Hello!
I have some funky logic that I want to make sure I am configuring correctly. I have a fetch a lock that happens on the sales order header where writeSalesOrders is called if new lines have been inserted to the record. I follow that call with a call to a background logic that will also access that sales order. I am fetching and locking the background logic block as well to make sure there are no overlapping updates. Does that work? Or am I setting myself up for a deadlock?
haha yes Ian started that thread because of me lol. This one is a little more specific, so just making sure with the nested/background call I am not doing something wrong.
This doesn’t sound like a candidate for a deadlock. However, if everything is routed through the Sales Order header, lock timeout is definitely possible. There are always 2+ records involved in a deadlock.
Deadlock basics:
process X1 has a lock on record A and needs to lock record B
process Y1 running in parallel has a lock on record B and needs to lock record A
Deadlock basics+:
process X2 has a lock on record A and needs to lock record B
process Y2 running in parallel has a lock on record B and needs to lock record C
process Z2 running in parallel has a lock on record C and needs to lock record A
Lock timeout:
process X3 has a lock on record A and takes a really long time to do whatever it’s doing
process Y3 running in parallel needs to lock record A and gives up because it had to wait too long
@ian.p is right. You will not have a deadlock but you are definitely at risk for a lock timeout. The originating process and the background task are both trying to get a lock on the same record. If the background task is picked up before the original process ends, its Fetch And Lock action will have to wait for the original process and may time out.
You can mitigate this by leaving the “Queue Immediately” checkbox unchecked in your Queue A Background Logic Block action. This will wait until the end of the first transaction to queue WriteSalesOrders, so the lock will already be released when the background task is queued and there will be no contention.
What is the difference in functionality of calling a background LB directly with the call LB action vs using this queue back LB action? Was the best practice here?
Queue a Background Logic Block will always queue up the specified logic block to run in a separate background process. It provides the additional “Queue Immediately” checkbox that you need to specify behavior specific to queueing.

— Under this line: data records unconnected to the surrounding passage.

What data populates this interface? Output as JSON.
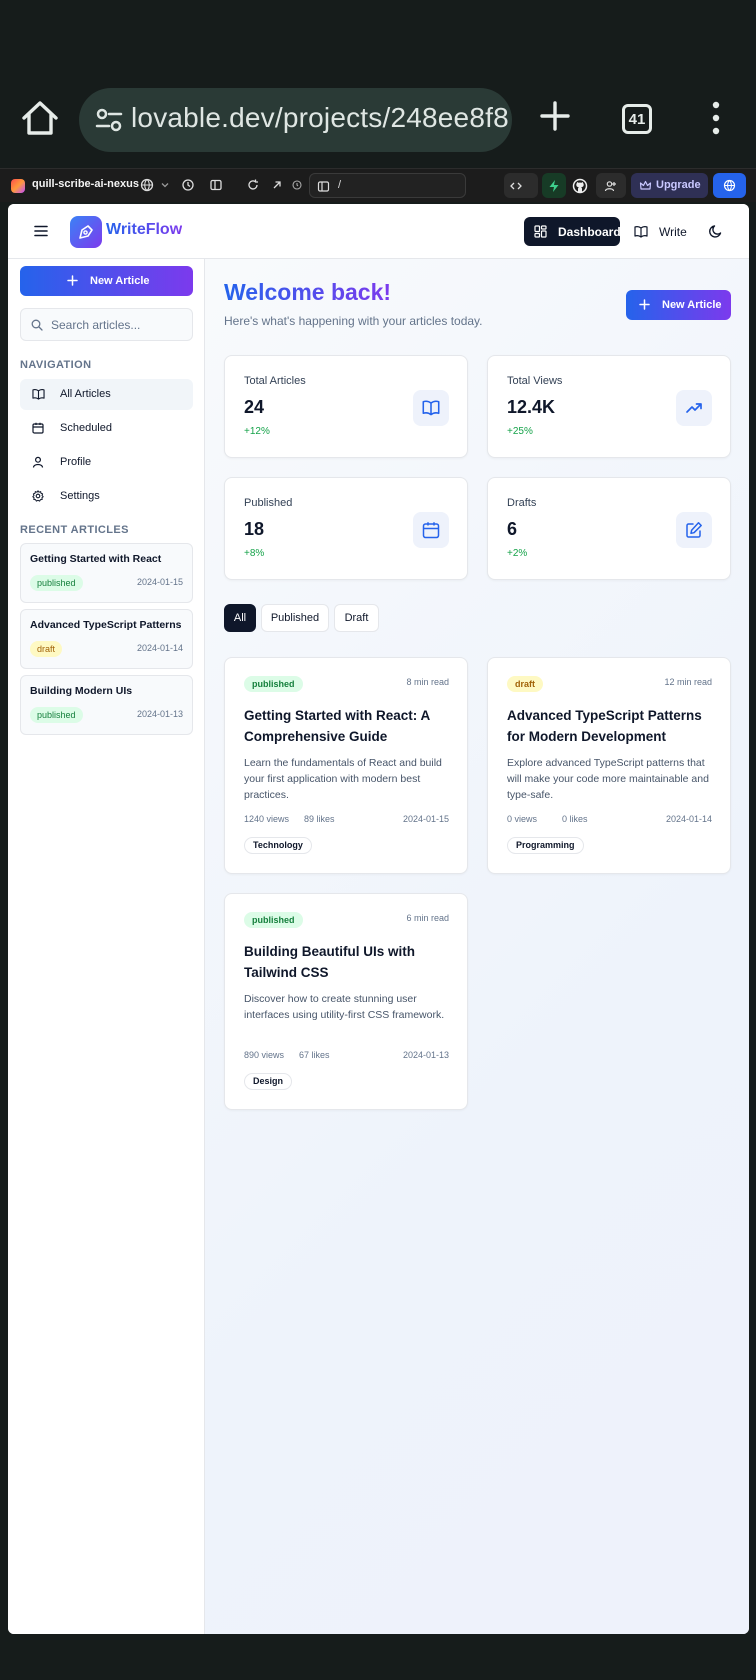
{
  "browser": {
    "url": "lovable.dev/projects/248ee8f8",
    "tab_count": "41"
  },
  "lovable": {
    "project_name": "quill-scribe-ai-nexus",
    "path": "/",
    "upgrade_label": "Upgrade"
  },
  "app": {
    "brand": "WriteFlow",
    "nav_dashboard": "Dashboard",
    "nav_write": "Write"
  },
  "sidebar": {
    "new_article_label": "New Article",
    "search_placeholder": "Search articles...",
    "navigation_heading": "NAVIGATION",
    "items": [
      {
        "label": "All Articles",
        "icon": "book-open-icon"
      },
      {
        "label": "Scheduled",
        "icon": "calendar-icon"
      },
      {
        "label": "Profile",
        "icon": "user-icon"
      },
      {
        "label": "Settings",
        "icon": "gear-icon"
      }
    ],
    "recent_heading": "RECENT ARTICLES",
    "recent": [
      {
        "title": "Getting Started with React",
        "status": "published",
        "date": "2024-01-15"
      },
      {
        "title": "Advanced TypeScript Patterns",
        "status": "draft",
        "date": "2024-01-14"
      },
      {
        "title": "Building Modern UIs",
        "status": "published",
        "date": "2024-01-13"
      }
    ]
  },
  "main": {
    "welcome": "Welcome back!",
    "subtitle": "Here's what's happening with your articles today.",
    "new_article_label": "New Article",
    "stats": [
      {
        "label": "Total Articles",
        "value": "24",
        "change": "+12%",
        "icon": "book-open-icon"
      },
      {
        "label": "Total Views",
        "value": "12.4K",
        "change": "+25%",
        "icon": "trending-up-icon"
      },
      {
        "label": "Published",
        "value": "18",
        "change": "+8%",
        "icon": "calendar-icon"
      },
      {
        "label": "Drafts",
        "value": "6",
        "change": "+2%",
        "icon": "edit-icon"
      }
    ],
    "filters": [
      "All",
      "Published",
      "Draft"
    ],
    "articles": [
      {
        "status": "published",
        "read_time": "8 min read",
        "title": "Getting Started with React: A Comprehensive Guide",
        "excerpt": "Learn the fundamentals of React and build your first application with modern best practices.",
        "views": "1240 views",
        "likes": "89 likes",
        "date": "2024-01-15",
        "tag": "Technology"
      },
      {
        "status": "draft",
        "read_time": "12 min read",
        "title": "Advanced TypeScript Patterns for Modern Development",
        "excerpt": "Explore advanced TypeScript patterns that will make your code more maintainable and type-safe.",
        "views": "0 views",
        "likes": "0 likes",
        "date": "2024-01-14",
        "tag": "Programming"
      },
      {
        "status": "published",
        "read_time": "6 min read",
        "title": "Building Beautiful UIs with Tailwind CSS",
        "excerpt": "Discover how to create stunning user interfaces using utility-first CSS framework.",
        "views": "890 views",
        "likes": "67 likes",
        "date": "2024-01-13",
        "tag": "Design"
      }
    ]
  },
  "colors": {
    "accent_start": "#2563eb",
    "accent_end": "#7c3aed",
    "published_bg": "#dcfce7",
    "draft_bg": "#fef9c3"
  }
}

For Call A Logic Block, the difference arises based on where the calling logic block is running:
If the calling logic block is running synchronously (e.g. as part of a Field Value Changed action), the called logic block will be queued to run in the background.
If the calling logic block is running asynchronously (e.g. as a Job or part of an automatic Workflow transition) then the called logic block will run in-line, since it is already in the Background.
So my use case is kicking off from an insert to a table that happens during a workflow event. Just so I know I am understanding correctly, this falls into asynchronous functionality, correct?
It depends on whether the workflow event is synchronous or not. If it’s part of a Manual or Logic Block transition (from a synchronous logic block), then it’s synchronous. If it’s an automatic transaction, it’ll be asynchronous.